It reminds me of talking to Christian Bible scholars. I ask them if the Apostle Paul knew Hebrew.
"Well, yes," they say. "He was a Pharisee. He was a student of Rabbi Gamliel."
"Really? How do you know?"
"Because he said so."
In fact, there is no evidence that Paul knew Hebrew, that he was a student of R. Gamliel, and there is considerable internal evidence from Paul's writings that he did not know Hebrew, was not a Pharisee, was not learned in Jewish text, and that his created religion of Christianity was a mixture of Hellenic mystery cults and other forms of paganism with a Hebraic gloss.
Joe Schick writes: To say that someone can't be Orthodox and a secular scholar who deals with "difficult issues" that question the Torah is an exaggeration.

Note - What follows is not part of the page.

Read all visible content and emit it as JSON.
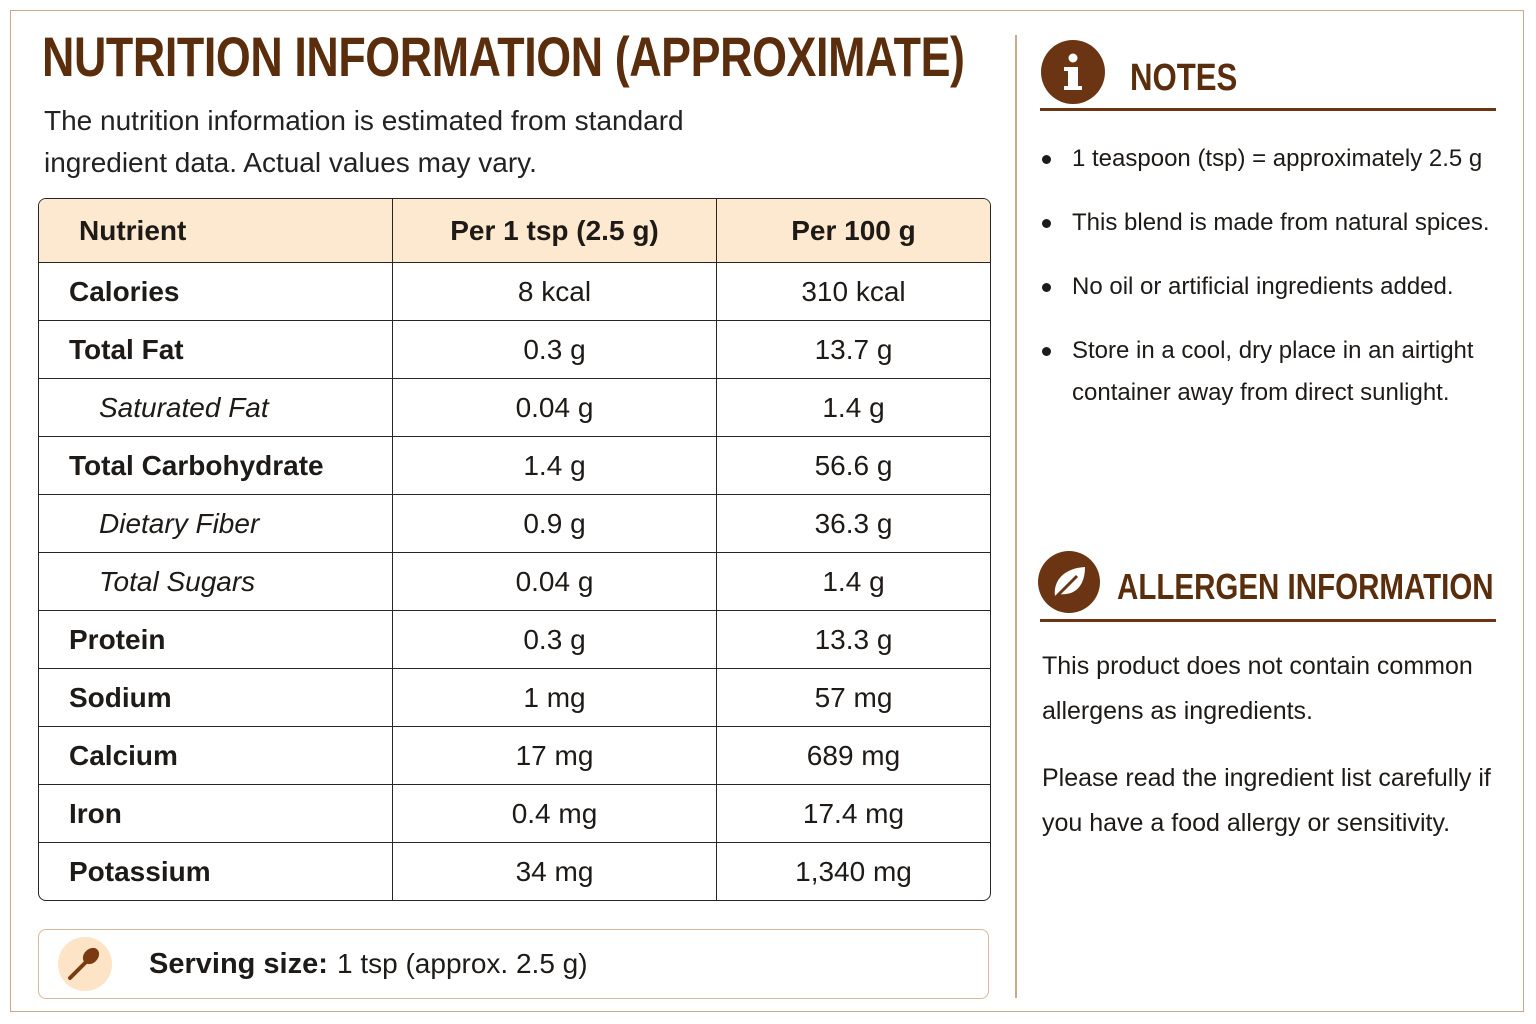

To be Orthodox need not be to "ignore scholarship."
On the issue of the Exodus, see the piece by Lawrence Schiffman, professor at NYU.
For an article about an Orthodox archeologist, see...
The Wicked Priest writes: "For a fantastic piece on this issue, see Prof. Moshe Bernstein's seminal piece in Torah UMadda Journal 3."
Shmarya writes: "Lawrence Schiffman's piece is frightening. He misstates the thesis of Biblical 'minimalists' in order to 'prove' his point. The is no evidence for any
armed conquest by Benei Yisrael as described in Yehoshua. 'Evidence' for the Exodus is also lacking. Then we come to the 'unchanged' Torah. Marc Shapiro has some interesting quotes from Rishonim that indicate a much higher degree of editing and compilation than most of us have been taught. The point is thar Schiffman's piece would be laughable, if it were not for the issue of his position. Clearly, what Luke wrote is true: In this day and age, one can either be an Orthodox Jew ***or*** a
Bible scholar (or archeologist, etc.), but not both. As Orthodoxy is currently (mis-)defined, there is no other choice. It's either the pusuit of truth or the defence of dogma. Always the apologist, Schiffman has chosen the latter."